Pelatih Liverpool, Jurgen Klopp, berharap pendukung timnya tidak merayakan selebrasi berlebihan atas gelar juara Liga Primer Inggris yang baru mereka dapatkan.

The Reds memastikan gelar juara pada Jumat (26/06/20) dini hari WIB usai Chelsea menumbangkan Manchester City dengan skor tipis 2-1.

Gelar kali ini memang terasa sangat spesial karena akhirnya mereka berhasil mengakhiri puasa gelar domestik dalam 30 tahun terakhir.

Para fans sendiri terlihat merayakan kemenangan tim kesayangannya di Anfield serta melakukan selebrasi di tepi pantai. Padahal sudah ada larangan berkumpul demi mencegah penyebaran virus Corona.
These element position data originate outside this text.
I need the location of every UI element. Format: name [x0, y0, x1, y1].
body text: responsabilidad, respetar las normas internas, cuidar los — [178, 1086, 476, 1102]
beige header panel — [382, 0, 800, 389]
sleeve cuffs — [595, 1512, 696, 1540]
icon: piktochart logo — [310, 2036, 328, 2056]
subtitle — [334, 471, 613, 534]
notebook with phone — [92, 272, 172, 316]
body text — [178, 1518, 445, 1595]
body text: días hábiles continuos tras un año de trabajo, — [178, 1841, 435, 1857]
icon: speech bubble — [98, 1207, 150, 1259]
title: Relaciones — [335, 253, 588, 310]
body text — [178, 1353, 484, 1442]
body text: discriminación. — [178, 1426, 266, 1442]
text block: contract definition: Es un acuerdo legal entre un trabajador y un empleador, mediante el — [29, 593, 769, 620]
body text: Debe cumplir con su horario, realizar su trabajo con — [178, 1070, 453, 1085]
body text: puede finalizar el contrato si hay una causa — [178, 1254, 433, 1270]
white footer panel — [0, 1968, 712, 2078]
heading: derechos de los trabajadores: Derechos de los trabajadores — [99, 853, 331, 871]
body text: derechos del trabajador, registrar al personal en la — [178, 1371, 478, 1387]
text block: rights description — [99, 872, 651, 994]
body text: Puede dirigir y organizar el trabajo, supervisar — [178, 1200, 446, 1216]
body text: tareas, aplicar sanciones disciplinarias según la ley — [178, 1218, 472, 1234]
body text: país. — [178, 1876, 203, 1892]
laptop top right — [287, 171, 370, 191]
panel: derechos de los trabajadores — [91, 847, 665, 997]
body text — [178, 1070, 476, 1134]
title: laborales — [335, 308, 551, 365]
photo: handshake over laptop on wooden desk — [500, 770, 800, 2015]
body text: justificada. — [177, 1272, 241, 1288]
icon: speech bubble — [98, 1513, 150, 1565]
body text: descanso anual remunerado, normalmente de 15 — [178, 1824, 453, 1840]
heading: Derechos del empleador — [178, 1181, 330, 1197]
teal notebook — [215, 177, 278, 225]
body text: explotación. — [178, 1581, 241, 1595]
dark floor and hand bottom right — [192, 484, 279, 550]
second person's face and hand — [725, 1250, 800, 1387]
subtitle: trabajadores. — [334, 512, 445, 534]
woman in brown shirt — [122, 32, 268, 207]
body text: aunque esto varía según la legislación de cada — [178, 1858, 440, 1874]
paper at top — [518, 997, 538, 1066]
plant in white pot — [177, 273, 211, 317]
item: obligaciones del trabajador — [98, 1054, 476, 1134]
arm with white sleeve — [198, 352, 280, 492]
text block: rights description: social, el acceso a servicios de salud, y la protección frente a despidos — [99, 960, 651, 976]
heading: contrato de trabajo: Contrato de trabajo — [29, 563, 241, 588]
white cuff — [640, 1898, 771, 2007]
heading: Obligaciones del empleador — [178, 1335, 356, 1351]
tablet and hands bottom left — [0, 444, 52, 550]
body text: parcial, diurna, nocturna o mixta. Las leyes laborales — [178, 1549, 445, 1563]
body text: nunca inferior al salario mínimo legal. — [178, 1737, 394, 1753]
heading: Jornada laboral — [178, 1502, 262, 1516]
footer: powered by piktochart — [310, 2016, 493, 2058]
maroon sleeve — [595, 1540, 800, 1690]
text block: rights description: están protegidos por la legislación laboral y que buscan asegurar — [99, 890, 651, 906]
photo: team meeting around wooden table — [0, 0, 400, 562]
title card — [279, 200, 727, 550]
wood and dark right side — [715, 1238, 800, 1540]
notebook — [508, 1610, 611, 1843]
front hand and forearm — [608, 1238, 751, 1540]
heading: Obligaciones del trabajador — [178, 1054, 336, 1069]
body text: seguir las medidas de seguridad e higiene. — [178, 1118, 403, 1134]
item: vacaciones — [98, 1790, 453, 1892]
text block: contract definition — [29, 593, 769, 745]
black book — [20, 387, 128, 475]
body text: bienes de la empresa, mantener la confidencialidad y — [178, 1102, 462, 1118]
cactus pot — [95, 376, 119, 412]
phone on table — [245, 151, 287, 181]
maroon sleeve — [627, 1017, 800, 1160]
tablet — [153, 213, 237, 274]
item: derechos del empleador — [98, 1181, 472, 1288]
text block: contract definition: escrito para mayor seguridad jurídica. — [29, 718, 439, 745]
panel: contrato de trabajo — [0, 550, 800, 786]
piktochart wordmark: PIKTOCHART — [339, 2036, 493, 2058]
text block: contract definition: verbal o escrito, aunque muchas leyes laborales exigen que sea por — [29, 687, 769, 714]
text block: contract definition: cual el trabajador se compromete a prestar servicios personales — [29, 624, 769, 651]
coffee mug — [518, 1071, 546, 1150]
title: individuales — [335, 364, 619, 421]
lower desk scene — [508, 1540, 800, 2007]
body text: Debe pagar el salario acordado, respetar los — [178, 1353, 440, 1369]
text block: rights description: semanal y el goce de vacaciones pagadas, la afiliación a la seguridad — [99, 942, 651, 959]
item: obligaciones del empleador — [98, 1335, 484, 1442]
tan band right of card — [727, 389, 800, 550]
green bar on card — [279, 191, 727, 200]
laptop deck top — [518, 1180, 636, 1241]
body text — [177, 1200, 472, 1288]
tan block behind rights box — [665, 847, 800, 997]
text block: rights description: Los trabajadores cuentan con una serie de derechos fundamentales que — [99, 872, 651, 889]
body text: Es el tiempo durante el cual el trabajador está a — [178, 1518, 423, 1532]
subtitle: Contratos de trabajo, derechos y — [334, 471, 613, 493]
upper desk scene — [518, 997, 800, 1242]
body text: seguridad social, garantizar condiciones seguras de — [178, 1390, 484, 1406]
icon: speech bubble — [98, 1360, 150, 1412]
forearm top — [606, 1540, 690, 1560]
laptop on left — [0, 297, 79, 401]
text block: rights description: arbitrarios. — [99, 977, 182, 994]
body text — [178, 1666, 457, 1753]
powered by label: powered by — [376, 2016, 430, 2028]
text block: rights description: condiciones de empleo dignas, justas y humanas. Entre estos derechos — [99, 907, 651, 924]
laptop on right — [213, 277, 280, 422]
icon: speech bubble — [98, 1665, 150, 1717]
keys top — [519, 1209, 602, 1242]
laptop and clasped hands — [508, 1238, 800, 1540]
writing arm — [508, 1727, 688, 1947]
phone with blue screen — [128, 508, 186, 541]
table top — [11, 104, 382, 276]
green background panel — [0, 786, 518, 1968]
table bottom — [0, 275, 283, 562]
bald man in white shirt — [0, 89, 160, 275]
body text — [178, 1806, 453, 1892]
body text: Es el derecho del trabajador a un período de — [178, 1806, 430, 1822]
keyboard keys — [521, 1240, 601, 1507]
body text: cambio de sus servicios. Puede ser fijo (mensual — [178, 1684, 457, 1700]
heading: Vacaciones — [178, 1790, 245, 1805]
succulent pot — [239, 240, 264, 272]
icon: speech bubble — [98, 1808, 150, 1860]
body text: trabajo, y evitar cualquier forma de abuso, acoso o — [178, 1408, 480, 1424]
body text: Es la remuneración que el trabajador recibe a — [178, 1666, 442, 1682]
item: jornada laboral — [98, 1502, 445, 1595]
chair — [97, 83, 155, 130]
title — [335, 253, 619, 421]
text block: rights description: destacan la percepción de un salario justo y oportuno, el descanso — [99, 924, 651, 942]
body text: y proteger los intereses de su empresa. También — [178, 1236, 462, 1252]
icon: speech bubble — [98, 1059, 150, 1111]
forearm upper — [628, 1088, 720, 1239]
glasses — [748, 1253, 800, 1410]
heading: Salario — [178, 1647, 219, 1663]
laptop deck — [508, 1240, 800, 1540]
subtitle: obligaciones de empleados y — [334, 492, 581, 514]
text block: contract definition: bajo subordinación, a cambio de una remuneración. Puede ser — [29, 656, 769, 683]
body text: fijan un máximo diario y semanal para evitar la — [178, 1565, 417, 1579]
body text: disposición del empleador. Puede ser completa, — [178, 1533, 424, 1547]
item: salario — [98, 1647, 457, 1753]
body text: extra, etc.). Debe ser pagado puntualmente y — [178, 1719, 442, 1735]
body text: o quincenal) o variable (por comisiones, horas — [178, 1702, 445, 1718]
“Ketika waktunya tepat, kami akan merayakannya,” kata Klopp kepada para penggemar seperti dikutip dari Liverpool Echo.

“Tapi untuk sekarang, tolong tinggal di rumah sebanyak mungkin,” pungkasnya. “Ini bukan waktunya untuk berada di pusat kota dalam kerumunan atau untuk pergi dekat lapangan sepakbola.”

Pada Jumat malam, Merseyside Police mengeluarkan perintah pembubaran ketika para fans terlihat berkumpul di pusat kota Liverpool tepatnya di area Pier Hard.

Sayangnya, karena selebrasi berlebihan salah satu gedung yang berlokasi di area tersebut, Liver Building, harus terbakar akibat terkena kembang api.

Klopp mengatakan dirinta tak menyukai apa yang terjadi di Pier Head. Terlebih pandemi virus Corona masih mengancam dan telah membuat lebih dari 1.500 orang tewas di Liverpool sejak Maret.

“Kita semua telah melakukan banyak hal untuk melawan COVID-19 dan upaya ini tidak bisa sia-sia,” tegas Klopp. “Rayakanlah dengan cara yang aman dan di lingkungan pribadi, di mana kita tidak berisiko menyebarkan penyakit ini ke orang lain.”